Army dad Daley silent on buildup
Son could go to Iraq, so mayor is waiting to hear Bush's plan
As the father of a soldier in the Army, Mayor Daley has a personal stake in any buildup of troops in Iraq. Patrick Daley could be among the 20,000 additional soldiers ordered into Iraq by President Bush.
On Wednesday, the mayor said he would await an official announcement by Bush before deciding whether he supports the president's plan to use additional troops to try to change course in Iraq.
Daley dodged repeated questions about the Bush buildup plan, then changed the subject -- to the Iraq Study Group dominated by Washington insiders.
"You don't stay in Washington to solve the issue. You have to go out and talk to people in America. Listen to family members and people who lost loved ones. Listen to the men and women in the armed forces [and ask], 'Are they better prepared? Do they have the best equipment and technology? Do they have the best facilities there?'" Daley said.
The mayor wondered why the nation is still struggling to find a solution in Iraq.
"Why is it we have all the brains there -- whether Democrats or Republicans sitting there in offices -- and they can't come up with a solution? That's what you really wonder about. All of those generals, all of those CIA agents, all the people we're paying big salaries. If you come out here and talk to people [in the heartland], they'll give you some common sense about an issue like that," he said.
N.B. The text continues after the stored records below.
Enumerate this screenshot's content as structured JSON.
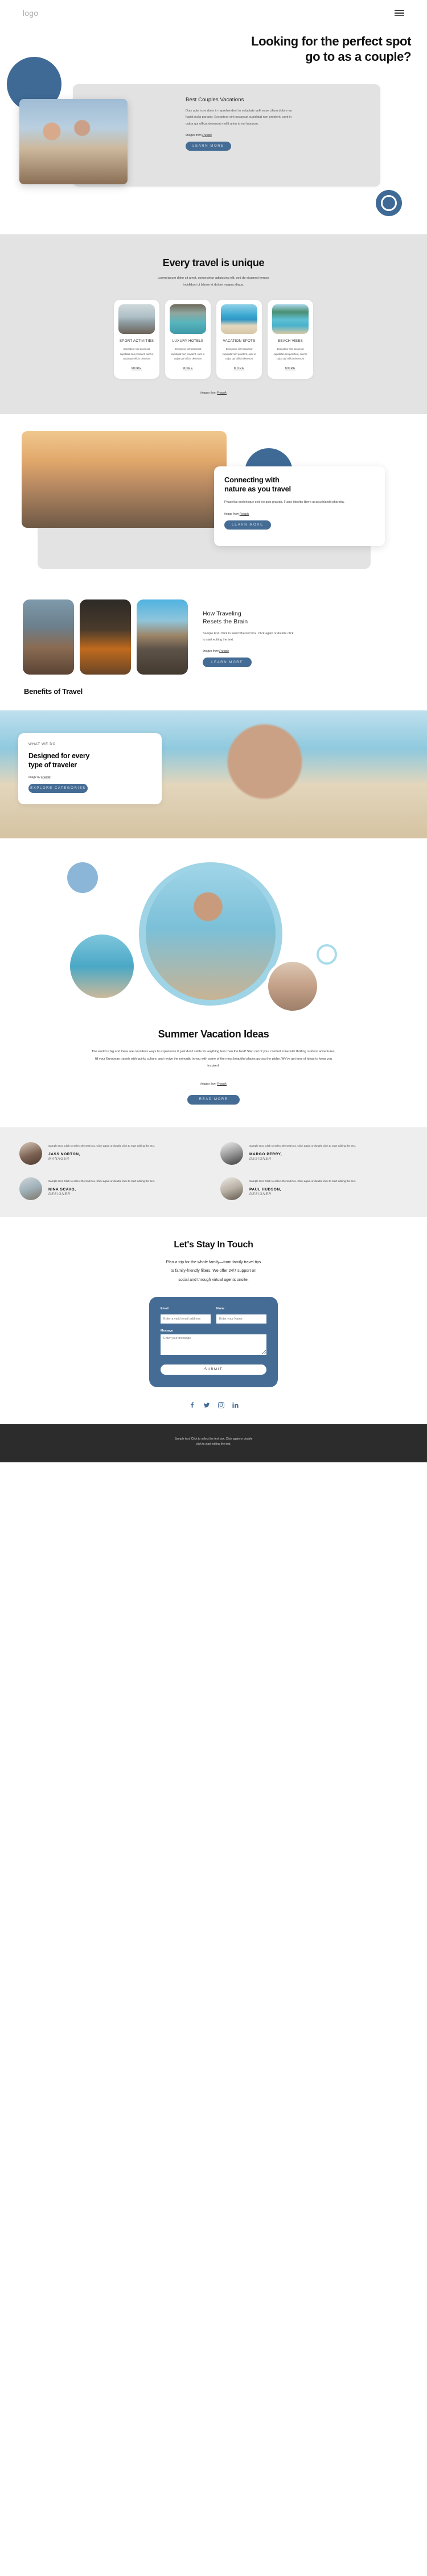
{
  "header": {
    "logo": "logo",
    "menu_icon": "hamburger-icon"
  },
  "hero": {
    "title_line1": "Looking for the perfect spot",
    "title_line2": "go to as a couple?",
    "card": {
      "heading": "Best Couples Vacations",
      "body": "Duis aute irure dolor in reprehenderit in voluptate velit esse cillum dolore eu fugiat nulla pariatur. Excepteur sint occaecat cupidatat non proident, sunt in culpa qui officia deserunt mollit anim id est laborum.",
      "credit_prefix": "Images from ",
      "credit_link": "Freepik",
      "cta": "LEARN MORE"
    }
  },
  "unique": {
    "title": "Every travel is unique",
    "subtitle_line1": "Lorem ipsum dolor sit amet, consectetur adipiscing elit, sed do eiusmod tempor",
    "subtitle_line2": "incididunt ut labore et dolore magna aliqua.",
    "card_desc": "Excepteur sint occaecat cupidatat non proident, sunt in culpa qui officia deserunt",
    "more_label": "MORE",
    "credit_prefix": "Images from ",
    "credit_link": "Freepik",
    "cards": [
      {
        "name": "SPORT ACTIVITIES",
        "image": "woman-stretching-on-beach-deck"
      },
      {
        "name": "LUXURY HOTELS",
        "image": "floating-breakfast-tray-in-pool"
      },
      {
        "name": "VACATION SPOTS",
        "image": "beach-umbrellas-and-loungers"
      },
      {
        "name": "BEACH VIBES",
        "image": "tropical-resort-pool-with-palms"
      }
    ]
  },
  "nature": {
    "heading_line1": "Connecting with",
    "heading_line2": "nature as you travel",
    "body": "Phasellus scelerisque sed leo quis gravida. Fusce lobortis libero ut arcu blandit pharetra.",
    "credit_prefix": "Image from ",
    "credit_link": "Freepik",
    "cta": "LEARN MORE",
    "image": "couple-with-map-and-bicycle-at-sunset"
  },
  "benefits": {
    "heading_line1": "How Traveling",
    "heading_line2": "Resets the Brain",
    "body": "Sample text. Click to select the text box. Click again or double click to start editing the text.",
    "credit_prefix": "Images from ",
    "credit_link": "Freepik",
    "cta": "LEARN MORE",
    "section_heading": "Benefits of Travel",
    "images": [
      "mountain-rocky-landscape",
      "campfire-at-night",
      "desert-highway-road"
    ]
  },
  "designed": {
    "eyebrow": "WHAT WE DO",
    "heading_line1": "Designed for every",
    "heading_line2": "type of traveler",
    "credit_prefix": "Image by ",
    "credit_link": "Freepik",
    "cta": "EXPLORE CATEGORIES",
    "background_image": "woman-in-straw-hat-lying-on-beach"
  },
  "summer": {
    "title": "Summer Vacation Ideas",
    "body": "The world is big and there are countless ways to experience it, just don’t settle for anything less than the best! Step out of your comfort zone with thrilling outdoor adventures, fill your European travels with quirky culture, and revive the nomadic in you with some of the most beautiful places across the globe. We’ve got tons of ideas to keep you inspired.",
    "credit_prefix": "Images from ",
    "credit_link": "Freepik",
    "cta": "READ MORE",
    "images": [
      "family-father-holding-child",
      "two-women-in-pool",
      "woman-in-bikini-portrait"
    ]
  },
  "testimonials": [
    {
      "quote": "Sample text. Click to select the text box. Click again or double click to start editing the text.",
      "name": "JASS NORTON,",
      "role": "MANAGER",
      "avatar": "portrait-man-beige"
    },
    {
      "quote": "Sample text. Click to select the text box. Click again or double click to start editing the text.",
      "name": "MARGO PERRY,",
      "role": "DESIGNER",
      "avatar": "portrait-woman-sunglasses-bw"
    },
    {
      "quote": "Sample text. Click to select the text box. Click again or double click to start editing the text.",
      "name": "NINA SCAVO,",
      "role": "DESIGNER",
      "avatar": "portrait-woman-grey"
    },
    {
      "quote": "Sample text. Click to select the text box. Click again or double click to start editing the text.",
      "name": "PAUL HUDSON,",
      "role": "DESIGNER",
      "avatar": "portrait-man-with-laptop"
    }
  ],
  "contact": {
    "title": "Let's Stay In Touch",
    "sub_line1": "Plan a trip for the whole family—from family travel tips",
    "sub_line2": "to family-friendly filters. We offer 24/7 support on",
    "sub_line3": "social and through virtual agents onsite.",
    "email_label": "Email",
    "email_placeholder": "Enter a valid email address",
    "email_value": "",
    "name_label": "Name",
    "name_placeholder": "Enter your Name",
    "name_value": "",
    "message_label": "Message",
    "message_placeholder": "Enter your message",
    "message_value": "",
    "submit_label": "SUBMIT"
  },
  "socials": [
    {
      "name": "facebook-icon"
    },
    {
      "name": "twitter-icon"
    },
    {
      "name": "instagram-icon"
    },
    {
      "name": "linkedin-icon"
    }
  ],
  "footer": {
    "text_line1": "Sample text. Click to select the text box. Click again or double",
    "text_line2": "click to start editing the text."
  },
  "colors": {
    "accent": "#456c94",
    "deep_blue": "#3f6a96",
    "light_blue": "#9ed4e6",
    "grey_bg": "#e3e3e3",
    "footer_bg": "#2c2c2c"
  }
}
Patrick Daley enlisted in the Army in 2004 at the age of 29 after graduating with honors from the University of Chicago's MBA program. He is stationed with the 82nd Airborne at Fort Bragg, N.C.
Like every soldier's parent, he said he would love to bring the troops home and longed for the day when Iraq "becomes independent" and its citizens are "able to fight for their own survival." But Daley also said at the time that he understood Iraq's strategic importance.
"We just can't leave the Middle East. Let's forget about the Middle East. Just walk away. I don't think anybody wants that," he said.
Daley also drew a comparison between the fight for democracy in Iraq and three earlier conflicts that centered around a quest for freedom: the Revolutionary War, the Civil War and World War II.
"No one likes war because it's the death of someone's son or daughter, father, mother or son. ... No one was for the Revolutionary War. ... Maybe today they would doubt the Civil War -- whether or not slavery was worth fighting for. I think it was," he said then.